Greedy vs non-greedy¶
+
, *
, ?
, and {m,n}
are greedy in the sense that it tries to match as much text as possible.
+?
, *?
, ??
, and {m,n}?
are non-greedy in the sense that it tries to match as little text as possible.
Example 1:
import re
s1 = 'aaa'
p11 = r'(a?)a*'
p12 = r'(a??)a*'
# m11.group(1) = 'a'
# RE tries to be greedy with 'a?' and found a match
m11 = re.search(p11, s1)
# m12.group(1) = ''
# RE tries to be non-greedy with 'a??' and found a match
m12 = re.search(p12, s1)
s2 = 'abb'
p21 = r'(a?)b*'
p22 = r'(a??)b*'
p23 = r'(a??)b+'
# m21.group(1) = 'a'
# RE tries to be greedy with 'a?' and found a match
m21 = re.search(p21, s2)
# m22.group(1) = ''
# RE tries to be non-greedy with 'a??' and found a match:
# it can match 0 'a' and 0 'b'
m22 = re.search(p22, s2)
# m23.group(1) = 'a'
# RE tries to be non-greedy with 'a??' but found no match.
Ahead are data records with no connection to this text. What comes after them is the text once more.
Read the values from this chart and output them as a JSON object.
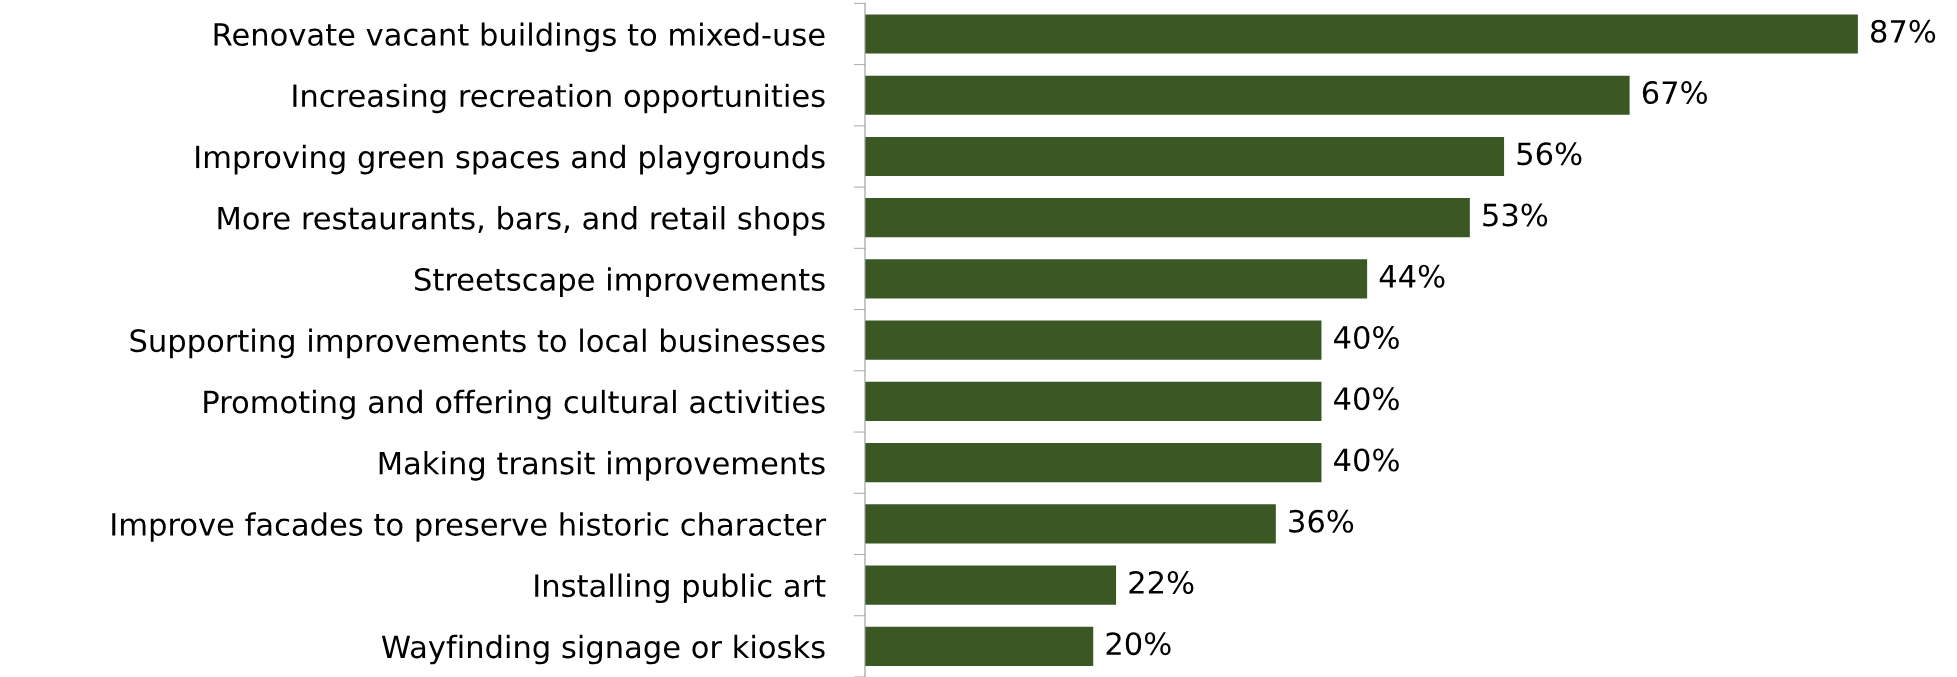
{
  "chart_data": {
    "type": "bar",
    "orientation": "horizontal",
    "categories": [
      "Renovate vacant buildings to mixed-use",
      "Increasing recreation opportunities",
      "Improving green spaces and playgrounds",
      "More restaurants, bars, and retail shops",
      "Streetscape improvements",
      "Supporting improvements to local businesses",
      "Promoting and offering cultural activities",
      "Making transit improvements",
      "Improve facades to preserve historic character",
      "Installing public art",
      "Wayfinding signage or kiosks"
    ],
    "values": [
      87,
      67,
      56,
      53,
      44,
      40,
      40,
      40,
      36,
      22,
      20
    ],
    "value_labels": [
      "87%",
      "67%",
      "56%",
      "53%",
      "44%",
      "40%",
      "40%",
      "40%",
      "36%",
      "22%",
      "20%"
    ],
    "color": "#3a5724",
    "grid": false,
    "legend": false
  }
}
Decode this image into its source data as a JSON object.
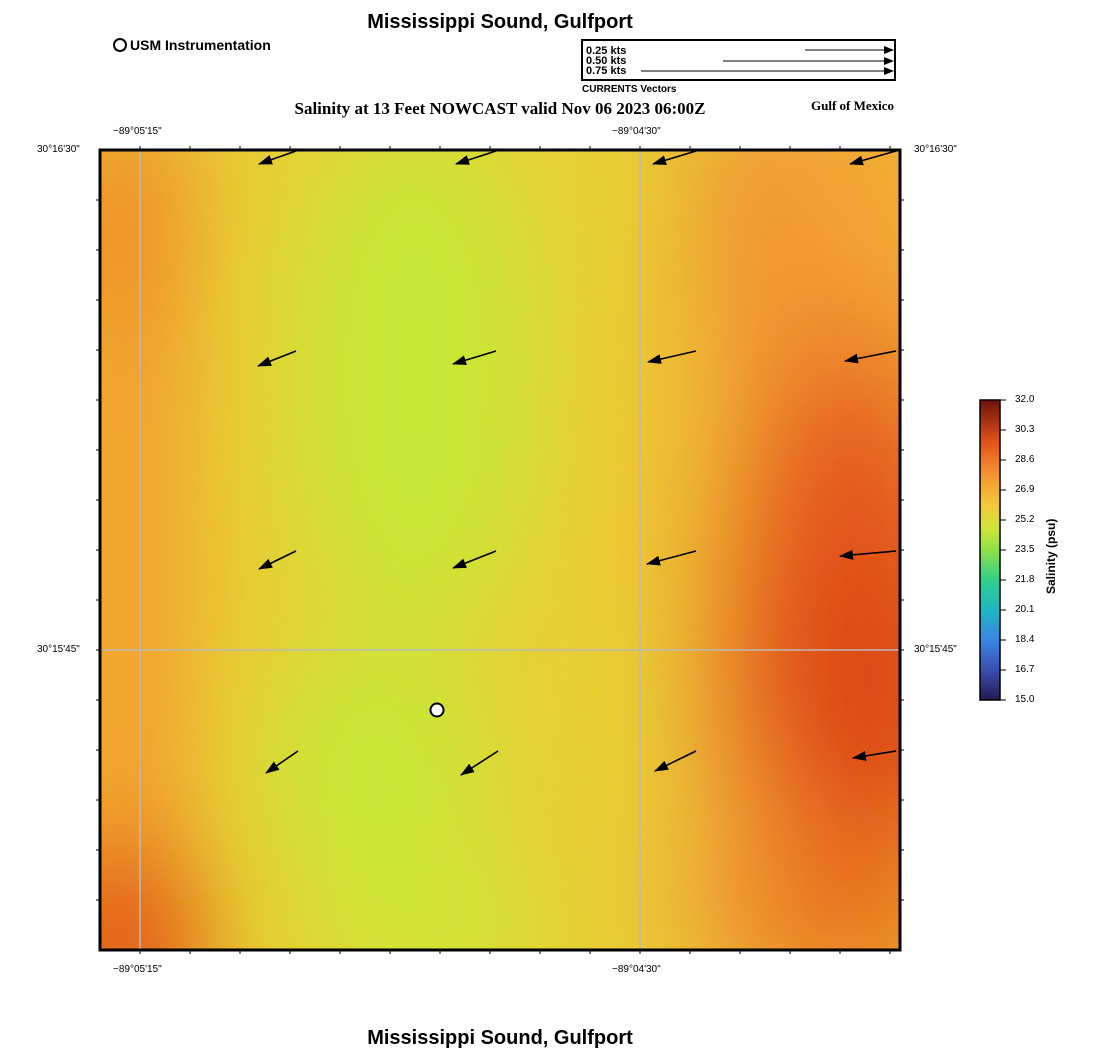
{
  "header": {
    "title": "Mississippi Sound, Gulfport",
    "subtitle": "Salinity at 13 Feet NOWCAST valid Nov 06 2023 06:00Z",
    "region_label": "Gulf of Mexico",
    "instrument_label": "USM Instrumentation"
  },
  "vector_legend": {
    "entries": [
      "0.25 kts",
      "0.50 kts",
      "0.75 kts"
    ],
    "caption": "CURRENTS Vectors"
  },
  "axes": {
    "top_lon_labels": [
      "−89°05'15\"",
      "−89°04'30\""
    ],
    "bottom_lon_labels": [
      "−89°05'15\"",
      "−89°04'30\""
    ],
    "left_lat_labels": [
      "30°16'30\"",
      "30°15'45\""
    ],
    "right_lat_labels": [
      "30°16'30\"",
      "30°15'45\""
    ]
  },
  "colorbar": {
    "title": "Salinity (psu)",
    "min": 15.0,
    "max": 32.0,
    "tick_labels": [
      "32.0",
      "30.3",
      "28.6",
      "26.9",
      "25.2",
      "23.5",
      "21.8",
      "20.1",
      "18.4",
      "16.7",
      "15.0"
    ],
    "colors": [
      "#2a1a5e",
      "#3f6fd6",
      "#1fb8c0",
      "#3dd17a",
      "#c7e835",
      "#f2c436",
      "#f7942e",
      "#e5531a",
      "#a51a0a",
      "#6e1208"
    ]
  },
  "current_vectors": {
    "speed_unit": "kts",
    "direction": "toward WSW",
    "rows": 4,
    "columns": 4
  },
  "map": {
    "field": "salinity",
    "color_notes": "green-yellow (~24 psu) center-left, orange-red (~29-30 psu) east and southwest corner"
  },
  "footer": {
    "title": "Mississippi Sound, Gulfport"
  }
}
# Then it tries to consume 1 'a' and found a match
m23 = re.search(p23, s2)
Example 2:
my_string = '<body>Something something</body>'
pattern1 = r'<.+>'
pattern2 = r'<.+?>'
# m1.group(1) = '<body>Something something</body>'
m1 = re.search(pattern1, my_string)
# m2.group(1) = '<body>'
m2 = re.search(pattern2, my_string)
Lookahead and lookbehind assertions¶
(?=...)
: Match abc
if it is followed by def
(lookahead assertion)
pattern = r"abc(?=def)"
in1 = "abcdef"
in2 = "abcxyz"
m1 = re.search(pattern, in1)
if(m1):
# m1.group(0) is 'abc'. The lookahead pattern (def) is not consumed.
print(m1.group(0))
m2 = re.search(pattern, in2)
if(m2):
# no match for in2
print(m2.group(0))
(?!...)
: Match abc
if it is NOT followed by def
(negative lookahead assertion)
pattern = r"abc(?!def)
(?<=...)
: Match def
if it is preceded by abc
(lookbehind assertion)
pattern = r"(?<=abc)def"
(?<!...)
: Match def
if it is NOT preceded by abc
(negative lookbehind assertion)
pattern = r"(?<!abc)def"
Named groups¶
(?P<XYZ>)
: Define a named group whose name is XYZ
.
(?P=XYZ)
: Backreference to the named group XYZ
in the same pattern
pattern = r'(?P<SomeWord>\w+) \w+ (?P=SomeWord)'
sentence = 'day by day'
m = re.search(pattern, sentence)
if (m):
some_word = m.group('SomeWord')
Non-capturing groups¶
(?:...)
: Define a non-capturing group.